Conformational changes in actin filaments induced by formin binding to the barbed end

Abstract

Formins bind actin filaments and play an essential role in the regulation of the actin cytoskeleton. In this work we describe details of the formin-induced conformational changes in actin filaments by fluorescence-lifetime and anisotropy-decay experiments. The results show that the binding of the formin homology 2 domain of a mammalian formin (mouse mDia1) to actin filaments resulted in a less rigid protein structure in the microenvironment of the Cys374 of actin, weakening of the interactions between neighboring actin protomers, and greater overall flexibility of the actin filaments. The formin effect is smaller at greater ionic strength. The results show that formin binding to the barbed end of actin filaments is responsible for the increase of flexibility of actin filaments. One formin dimer can affect the dynamic properties of an entire filament. Analyses of the results obtained at various formin/actin concentration ratios indicate that at least 160 actin protomers are affected by the binding of a single formin dimer to the barbed end of a filament.

FIGURE 1

Schematic representation of an actin filament. The tube representation shows five actin monomers in a filament. Dark circles indicate the approximate position of the Cys³⁷⁴ residue, which was labeled in this study with a fluorescence probe.

FIGURE 2

mDia1-FH2 affects the fluorescence lifetime of IAEDANS-actin filaments. (A) The frequency-dependent phase (solid circles) and modulation (crosses) data from fluorescence lifetime experiments with 20 μM actin in the absence of formin. Solid line indicates the results from double-exponential fits. The upper panel shows the differences between the measured values and those calculated from the nonlinear least-square analyses. (B) The mDia1-FH2 concentration dependence of the fluorescence lifetime measured at 20 μM actin. The figure shows the average lifetimes (solid circles) from double-exponential fits and the mean lifetimes (open circles) from Gaussian analyses. The experiments were carried out at 0.5 mM MgCl₂ and 10 mM KCl.

FIGURE 3

mDia1-FH2 influenced the anisotropy decay of IAEDANS-actin filaments. (A) The mDia1-FH2 concentration dependence of the longer rotational correlation times measured at 20 μM actin. (Inset) Values of the shorter rotational correlation times as a function of [mDia1-FH2]. (B) The formin dependence of the limiting anisotropy values determined from anisotropy decay experiments. (Inset) Formin dependence of the amplitudes of the shorter (open circles) and longer (solid circles) rotational correlation times. (C) The mDia-FH2 concentration dependence of the half-angle of the cone within which the fluorophore rotated (Eq. 4).

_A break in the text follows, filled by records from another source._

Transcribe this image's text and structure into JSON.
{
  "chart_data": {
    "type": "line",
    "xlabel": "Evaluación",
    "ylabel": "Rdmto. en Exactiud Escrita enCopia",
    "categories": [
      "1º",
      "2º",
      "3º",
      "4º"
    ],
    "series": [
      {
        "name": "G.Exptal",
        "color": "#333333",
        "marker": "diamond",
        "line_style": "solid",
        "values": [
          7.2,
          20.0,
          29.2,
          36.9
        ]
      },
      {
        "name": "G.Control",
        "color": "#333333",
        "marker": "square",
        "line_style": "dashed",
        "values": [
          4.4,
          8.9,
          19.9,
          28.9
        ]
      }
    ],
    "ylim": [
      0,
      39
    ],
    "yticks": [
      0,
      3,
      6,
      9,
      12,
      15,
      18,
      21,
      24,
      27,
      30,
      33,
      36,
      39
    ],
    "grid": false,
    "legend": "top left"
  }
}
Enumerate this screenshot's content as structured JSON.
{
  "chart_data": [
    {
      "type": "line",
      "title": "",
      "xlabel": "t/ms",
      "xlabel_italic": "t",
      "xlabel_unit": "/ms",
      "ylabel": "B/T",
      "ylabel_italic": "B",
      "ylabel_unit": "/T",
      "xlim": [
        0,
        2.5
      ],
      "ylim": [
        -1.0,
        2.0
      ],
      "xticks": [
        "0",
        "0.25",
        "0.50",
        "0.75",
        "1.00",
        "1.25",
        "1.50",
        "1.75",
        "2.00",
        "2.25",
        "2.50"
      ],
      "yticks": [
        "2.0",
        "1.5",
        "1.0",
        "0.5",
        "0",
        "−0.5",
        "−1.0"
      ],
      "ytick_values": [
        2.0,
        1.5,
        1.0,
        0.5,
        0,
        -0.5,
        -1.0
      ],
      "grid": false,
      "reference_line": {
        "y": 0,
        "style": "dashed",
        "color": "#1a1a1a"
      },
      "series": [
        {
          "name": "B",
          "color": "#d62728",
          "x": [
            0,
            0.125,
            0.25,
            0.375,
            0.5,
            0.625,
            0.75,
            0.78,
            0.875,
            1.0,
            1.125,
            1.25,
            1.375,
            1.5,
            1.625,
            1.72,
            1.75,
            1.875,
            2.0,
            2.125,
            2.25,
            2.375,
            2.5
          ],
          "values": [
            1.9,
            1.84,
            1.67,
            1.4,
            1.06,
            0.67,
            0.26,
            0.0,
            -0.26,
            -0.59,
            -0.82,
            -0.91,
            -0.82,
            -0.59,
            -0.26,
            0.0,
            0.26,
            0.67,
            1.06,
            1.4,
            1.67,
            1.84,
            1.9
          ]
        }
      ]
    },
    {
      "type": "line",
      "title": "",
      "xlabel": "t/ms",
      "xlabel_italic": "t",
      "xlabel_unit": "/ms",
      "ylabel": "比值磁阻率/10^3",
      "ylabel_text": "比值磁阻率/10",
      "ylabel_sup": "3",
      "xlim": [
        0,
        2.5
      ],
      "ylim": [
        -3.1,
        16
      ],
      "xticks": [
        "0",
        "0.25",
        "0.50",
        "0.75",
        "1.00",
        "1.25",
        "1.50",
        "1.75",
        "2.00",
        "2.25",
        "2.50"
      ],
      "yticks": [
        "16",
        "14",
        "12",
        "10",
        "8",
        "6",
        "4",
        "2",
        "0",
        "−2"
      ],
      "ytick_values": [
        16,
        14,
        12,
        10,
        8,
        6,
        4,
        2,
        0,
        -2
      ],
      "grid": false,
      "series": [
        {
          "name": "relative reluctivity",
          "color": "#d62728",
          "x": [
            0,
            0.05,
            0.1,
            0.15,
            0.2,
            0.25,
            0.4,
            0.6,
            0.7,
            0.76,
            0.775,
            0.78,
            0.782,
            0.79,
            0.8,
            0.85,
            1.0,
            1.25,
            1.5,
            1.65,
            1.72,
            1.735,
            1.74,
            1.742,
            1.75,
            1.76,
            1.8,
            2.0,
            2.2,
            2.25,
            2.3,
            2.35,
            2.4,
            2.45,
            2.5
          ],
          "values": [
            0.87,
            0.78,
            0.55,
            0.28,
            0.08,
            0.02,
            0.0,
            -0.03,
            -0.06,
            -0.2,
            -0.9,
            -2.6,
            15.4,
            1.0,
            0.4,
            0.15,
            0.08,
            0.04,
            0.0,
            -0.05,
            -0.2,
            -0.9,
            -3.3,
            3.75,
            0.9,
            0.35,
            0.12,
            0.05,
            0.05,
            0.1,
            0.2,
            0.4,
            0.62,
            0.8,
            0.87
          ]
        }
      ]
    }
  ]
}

The errors presented are standard deviations from at least three independent experiments. Experimental conditions were as in Fig. 2.

FIGURE 4

The effect of mDia1-FH2 on actin filaments was independent of the actin concentration. (A) The mDia1-FH2 concentration dependence of the longer rotational correlation times determined at 30 μM (open circles) and 40 μM (solid squares) actin concentrations. The dashed line indicates the results with 20 μM actin. (B) The mDia1-FH2 concentration dependence of the limiting anisotropy determined at 30 μM (open circles) and 40 μM (solid circles) actin. Dashed line indicates the results with 20 μM actin from Fig. 3 C. (Inset) Formin dependence of the amplitudes of the shorter (squares) and longer (triangles) rotational correlation times at 30 μM (open symbols) and 40 μM (solid symbols) actin. Dashed line indicates the results with 20 μM actin. The errors presented are standard deviations from at least three independent experiments. Experimental conditions were as in Fig. 2.

FIGURE 5

The effect of formins on actin filaments was dependent on ionic strength. The figure shows the mDia1-FH2 dependence of the longer rotational correlation times from fluorescence anisotropy decay experiments with 30 μM actin at 0.5 mM MgCl₂ and 10 mM KCl (solid circles; LS) or at 1 mM MgCl₂ and 50 mM KCl (open circles; HS). The errors presented are standard deviations from at least three independent experiments.

FIGURE 6

A scheme for the interpretation of the various modes of motion of actin. Actin protomers in the filament are symbolized with circles. Arrows indicate the approximate directions in which the actin can move in the different modes.